Emerging proteomics approaches are dramatically enhancing the utility of Cleaved-SUMO2/3 (G93) Antibody for comprehensive SUMOylome analysis. Technical innovations in targeted proteomics, such as parallel reaction monitoring (PRM) and selected reaction monitoring (SRM), now enable quantification of specific SUMO2/3-modified peptides with unprecedented sensitivity, overcoming traditional challenges in detecting low-abundance SUMO conjugates. Integration of antibody-based enrichment with advanced mass spectrometry techniques like data-independent acquisition (DIA) provides both deeper coverage and more accurate quantification of the SUMOylome. Crosslinking mass spectrometry (XL-MS) combined with Cleaved-SUMO2/3 (G93) immunoprecipitation can reveal structural insights into how SUMO2/3 modification affects protein-protein interactions and complex formation. Developments in top-down proteomics now enable analysis of intact SUMO-modified proteins, preserving information about combinations of modifications that may be lost in traditional bottom-up approaches. Novel SUMO remnant enrichment strategies, inspired by ubiquitin remnant profiling, are being developed to directly identify SUMO2/3 attachment sites with higher confidence. Proximity-dependent labeling approaches (BioID, APEX) combined with SUMO2/3 antibody-based purification can map the spatial organization of SUMOylation machinery and substrates within different cellular compartments. Thermal proteome profiling techniques integrated with SUMO2/3 enrichment can reveal how SUMOylation affects protein thermal stability, providing functional insights. These methodological advances significantly enhance our ability to characterize the dynamic SUMO2/3 proteome with unprecedented depth, accuracy, and contextual information.

What are the implications of studying SUMO2/3 dynamics for understanding disease mechanisms and developing therapeutics?
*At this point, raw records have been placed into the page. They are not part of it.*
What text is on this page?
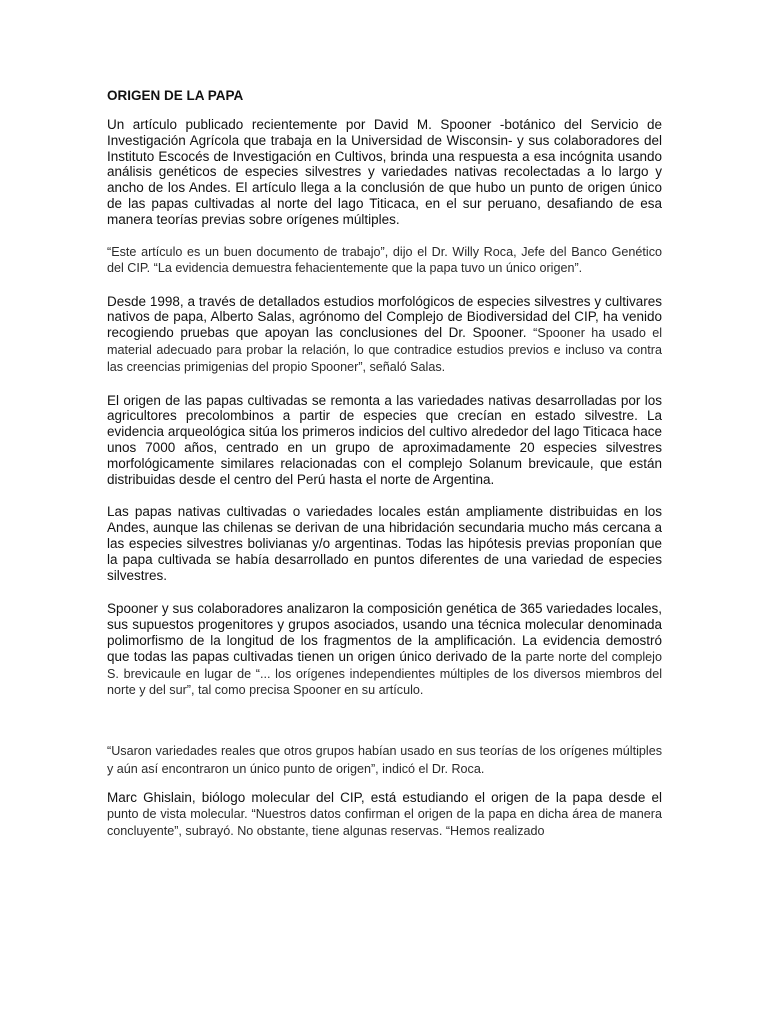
ORIGEN DE LA PAPA

Un artículo publicado recientemente por David M. Spooner -botánico del Servicio de Investigación Agrícola que trabaja en la Universidad de Wisconsin- y sus colaboradores del Instituto Escocés de Investigación en Cultivos, brinda una respuesta a esa incógnita usando análisis genéticos de especies silvestres y variedades nativas recolectadas a lo largo y ancho de los Andes. El artículo llega a la conclusión de que hubo un punto de origen único de las papas cultivadas al norte del lago Titicaca, en el sur peruano, desafiando de esa manera teorías previas sobre orígenes múltiples.

“Este artículo es un buen documento de trabajo”, dijo el Dr. Willy Roca, Jefe del Banco Genético del CIP. “La evidencia demuestra fehacientemente que la papa tuvo un único origen”.

Desde 1998, a través de detallados estudios morfológicos de especies silvestres y cultivares nativos de papa, Alberto Salas, agrónomo del Complejo de Biodiversidad del CIP, ha venido recogiendo pruebas que apoyan las conclusiones del Dr. Spooner. “Spooner ha usado el material adecuado para probar la relación, lo que contradice estudios previos e incluso va contra las creencias primigenias del propio Spooner”, señaló Salas.

El origen de las papas cultivadas se remonta a las variedades nativas desarrolladas por los agricultores precolombinos a partir de especies que crecían en estado silvestre. La evidencia arqueológica sitúa los primeros indicios del cultivo alrededor del lago Titicaca hace unos 7000 años, centrado en un grupo de aproximadamente 20 especies silvestres morfológicamente similares relacionadas con el complejo Solanum brevicaule, que están distribuidas desde el centro del Perú hasta el norte de Argentina.

Las papas nativas cultivadas o variedades locales están ampliamente distribuidas en los Andes, aunque las chilenas se derivan de una hibridación secundaria mucho más cercana a las especies silvestres bolivianas y/o argentinas. Todas las hipótesis previas proponían que la papa cultivada se había desarrollado en puntos diferentes de una variedad de especies silvestres.

Spooner y sus colaboradores analizaron la composición genética de 365 variedades locales, sus supuestos progenitores y grupos asociados, usando una técnica molecular denominada polimorfismo de la longitud de los fragmentos de la amplificación. La evidencia demostró que todas las papas cultivadas tienen un origen único derivado de la parte norte del complejo S. brevicaule en lugar de “... los orígenes independientes múltiples de los diversos miembros del norte y del sur”, tal como precisa Spooner en su artículo.

“Usaron variedades reales que otros grupos habían usado en sus teorías de los orígenes múltiples y aún así encontraron un único punto de origen”, indicó el Dr. Roca.

Marc Ghislain, biólogo molecular del CIP, está estudiando el origen de la papa desde el punto de vista molecular. “Nuestros datos confirman el origen de la papa en dicha área de manera concluyente”, subrayó. No obstante, tiene algunas reservas. “Hemos realizado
The study of SUMO2/3 dynamics has profound implications for understanding disease mechanisms and developing novel therapeutics. Aberrant SUMOylation has been implicated in numerous pathological conditions, including cancer, neurodegenerative disorders, and cardiovascular diseases. Using Cleaved-SUMO2/3 (G93) Antibody for comparative profiling of normal versus diseased tissues has identified disease-associated changes in SUMOylation patterns that could serve as diagnostic biomarkers or therapeutic targets . In cancer biology, SUMO2/3 modification regulates the activity of key oncoproteins and tumor suppressors, with altered SUMOylation contributing to malignant transformation and therapeutic resistance. For neurodegenerative conditions like Alzheimer's and Parkinson's diseases, accumulating evidence indicates that dysregulated SUMO2/3 conjugation affects protein aggregation and neuronal stress responses. Small molecule inhibitors targeting specific components of the SUMO conjugation machinery are being developed as potential therapeutics, with their efficacy assessable through antibody-based detection of global SUMOylation changes. CRISPR-based approaches for modulating SUMOylation of specific disease-relevant targets represent another promising therapeutic avenue. The development of cell-penetrating SUMO-targeted chimeric molecules that direct specific proteins for SUMOylation or deSUMOylation offers a novel approach to modulating protein function in disease contexts. Patient-derived organoids combined with Cleaved-SUMO2/3 (G93) Antibody-based analysis provide platforms for personalized medicine approaches targeting SUMOylation. These multifaceted approaches underscore the potential of targeting SUMO2/3 dynamics for therapeutic intervention across diverse pathological conditions.